Donald Trump Created the Best Golf Course in Ireland (Thanks to an Endangered Snail)
An endangered species saved what may have been an endangered par 72.
When one of Ireland’s top luxury golf resorts rolled off the green and into the red earlier this year, Donald Trump went and found a bargain. For $11 million (bankrolled by a further $36 million in investment), the most thoroughly gilded name in real estate bought himself one of the world’s most iconic golf courses. It was uncertain news for duffers—the hairpiece plays off four, but has a Floridian approach to course design—but there was a catch. The Donald didn’t just buy 18 premier holes and a shining estate, he purchased the last remaining redoubt of Vertigo Augustior.
Otherwise known as the Narrow-Mouthed Whorl Snail (well, it’s not really known at all), Augustior is a protected species in Ireland. Landing in the new-found homeland of the endangered creatures (all 60 million of them) looked like it a bad bounce for Trump. He had already been pouring millions of euros to reverse the course damage suffered from a ferocious cyclone last winter, and suddenly he looked like he was going to have to take a mulligan.
Trump’s development work was halted by Irish authorities; truckloads of rock armor hauled in to protect the site from coastal erosion were stalled and plans to expand the course into Augustior’s hallowed habitat were thwarted. While the hot money might have been on an environmental collision course, Trump reached an agreement to save the mollusk. All he had to was change his plans for the course. In so doing, he may have ultimately changed the history of Irish golf.

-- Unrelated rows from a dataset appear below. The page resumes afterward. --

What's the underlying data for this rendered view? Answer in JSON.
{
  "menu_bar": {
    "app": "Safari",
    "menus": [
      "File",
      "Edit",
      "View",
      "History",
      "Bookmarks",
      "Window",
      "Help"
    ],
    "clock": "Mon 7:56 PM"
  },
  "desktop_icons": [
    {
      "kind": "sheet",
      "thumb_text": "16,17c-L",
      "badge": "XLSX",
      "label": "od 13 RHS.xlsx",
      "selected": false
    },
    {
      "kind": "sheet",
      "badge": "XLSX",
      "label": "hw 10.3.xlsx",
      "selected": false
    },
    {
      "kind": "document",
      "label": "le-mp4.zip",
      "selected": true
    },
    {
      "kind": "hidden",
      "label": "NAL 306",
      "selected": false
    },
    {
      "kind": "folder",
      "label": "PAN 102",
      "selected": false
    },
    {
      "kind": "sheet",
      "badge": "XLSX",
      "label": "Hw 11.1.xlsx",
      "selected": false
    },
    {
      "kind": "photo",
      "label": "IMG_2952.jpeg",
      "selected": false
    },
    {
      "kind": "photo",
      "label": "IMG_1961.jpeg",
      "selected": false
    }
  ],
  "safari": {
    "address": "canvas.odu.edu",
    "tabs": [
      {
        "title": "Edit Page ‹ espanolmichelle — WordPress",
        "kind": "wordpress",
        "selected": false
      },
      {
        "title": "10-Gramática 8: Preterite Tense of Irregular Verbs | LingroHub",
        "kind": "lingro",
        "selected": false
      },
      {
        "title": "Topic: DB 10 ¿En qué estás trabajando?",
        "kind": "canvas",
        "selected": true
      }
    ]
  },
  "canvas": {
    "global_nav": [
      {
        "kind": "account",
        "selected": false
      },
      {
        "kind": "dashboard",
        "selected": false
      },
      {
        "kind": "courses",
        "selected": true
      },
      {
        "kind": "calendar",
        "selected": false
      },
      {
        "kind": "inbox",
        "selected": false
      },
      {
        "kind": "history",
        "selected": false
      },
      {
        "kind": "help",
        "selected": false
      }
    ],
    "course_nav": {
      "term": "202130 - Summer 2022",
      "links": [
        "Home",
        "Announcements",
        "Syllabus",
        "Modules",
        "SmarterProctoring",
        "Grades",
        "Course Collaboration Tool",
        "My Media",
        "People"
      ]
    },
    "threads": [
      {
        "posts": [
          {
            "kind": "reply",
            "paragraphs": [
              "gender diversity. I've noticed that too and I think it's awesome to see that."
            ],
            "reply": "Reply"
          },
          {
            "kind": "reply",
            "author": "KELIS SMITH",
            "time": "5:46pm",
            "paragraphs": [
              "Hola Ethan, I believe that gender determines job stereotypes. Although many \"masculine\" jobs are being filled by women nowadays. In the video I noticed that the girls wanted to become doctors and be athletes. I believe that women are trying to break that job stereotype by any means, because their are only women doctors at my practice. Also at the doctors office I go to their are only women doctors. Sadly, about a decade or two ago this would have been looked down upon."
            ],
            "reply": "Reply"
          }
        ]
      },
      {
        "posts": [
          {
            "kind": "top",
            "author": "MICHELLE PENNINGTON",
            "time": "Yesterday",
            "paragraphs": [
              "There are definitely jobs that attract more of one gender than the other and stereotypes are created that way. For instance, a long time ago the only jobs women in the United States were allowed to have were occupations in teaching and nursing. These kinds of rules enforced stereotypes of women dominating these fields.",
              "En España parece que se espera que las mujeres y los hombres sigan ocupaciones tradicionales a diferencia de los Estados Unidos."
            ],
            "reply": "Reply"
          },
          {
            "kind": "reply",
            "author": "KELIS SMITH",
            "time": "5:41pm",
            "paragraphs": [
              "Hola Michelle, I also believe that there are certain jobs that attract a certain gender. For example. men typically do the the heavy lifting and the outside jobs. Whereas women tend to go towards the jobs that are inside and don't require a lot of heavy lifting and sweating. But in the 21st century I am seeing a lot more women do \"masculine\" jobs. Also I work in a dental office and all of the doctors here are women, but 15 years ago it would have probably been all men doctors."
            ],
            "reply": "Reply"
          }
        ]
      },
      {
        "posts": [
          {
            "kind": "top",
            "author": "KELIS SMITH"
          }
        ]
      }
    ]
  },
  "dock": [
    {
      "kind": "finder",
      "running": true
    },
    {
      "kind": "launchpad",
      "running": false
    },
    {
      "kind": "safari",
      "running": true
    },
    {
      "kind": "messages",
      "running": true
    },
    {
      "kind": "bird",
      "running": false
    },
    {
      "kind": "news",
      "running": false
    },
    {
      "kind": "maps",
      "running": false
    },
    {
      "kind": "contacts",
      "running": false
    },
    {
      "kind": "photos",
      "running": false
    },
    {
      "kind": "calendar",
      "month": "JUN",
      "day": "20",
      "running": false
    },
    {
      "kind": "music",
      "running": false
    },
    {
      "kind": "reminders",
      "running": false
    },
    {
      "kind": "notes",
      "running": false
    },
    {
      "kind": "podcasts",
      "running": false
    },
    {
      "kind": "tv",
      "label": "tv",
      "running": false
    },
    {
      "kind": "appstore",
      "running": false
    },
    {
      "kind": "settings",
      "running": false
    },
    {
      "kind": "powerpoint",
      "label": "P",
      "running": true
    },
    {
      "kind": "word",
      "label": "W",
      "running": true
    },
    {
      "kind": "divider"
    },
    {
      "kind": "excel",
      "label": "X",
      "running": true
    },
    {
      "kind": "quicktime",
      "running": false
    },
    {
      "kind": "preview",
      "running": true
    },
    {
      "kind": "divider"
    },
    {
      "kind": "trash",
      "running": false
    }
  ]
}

Rather than pursuing a heftier reroute, Trump drafted acclaimed course architect Martin Hawtree to sensitively airbrush the terrain. The result is a championship (originally mastered by Greg Norman) commands epic panoramic views over the ocean, which mercilessly batters its greens. “It’s wild and woolly. A classic links course with a lot of soul—all created by the elements,” explains Brian Shaw the Head Golf Pro presiding over the par 72. “You really have to play with the land here and use it to your advantage. That means lots of ‘bump and run’ and a complete arsenal of shots to keep the ball down.”
It’s an awesomely raw affair. But the lack of tree shelter and man-made water features doesn’t mean the course comes without its own natural hazards. Due to the undulating nature of the terrain, which dips and dives between swallowing sand bunkers and plunging cliff faces, self-drive golf buggies have been 86ed at the resort, all for the greater good, according to Shaw. “We’ve had a couple of incidents here…so we prefer folks not to drive out there alone.” Perhaps when on a Trump course, it’s only fitting that guests are caddy-chauffeured.
Back toward the 19th, Trump’s luxury home range itself is just as arresting. A gear-shifting driveway sweeps along fairways and thatched cottages before eventually weaving its windswept path toward the estate’s baronial manor, classically pimped with a fleet of private Mercs. Built in 2002 to retro-capture the grandeur of a historic Irish homestead, the hotel’s resulting vibe falls somewhere between the pomp of Downton Abbey and the plush five-star cushiness of a Nantucket country club. That’s not to say there’s a shortage of high-end Irish trademarks; wilderness massages in the hotel spa, sea-kayaking trips to the local village, reserve Irish whiskeys in the clubhouse bar. But most people tarry to this edge of Europe, for one reason and one reason alone: swinging and sinking.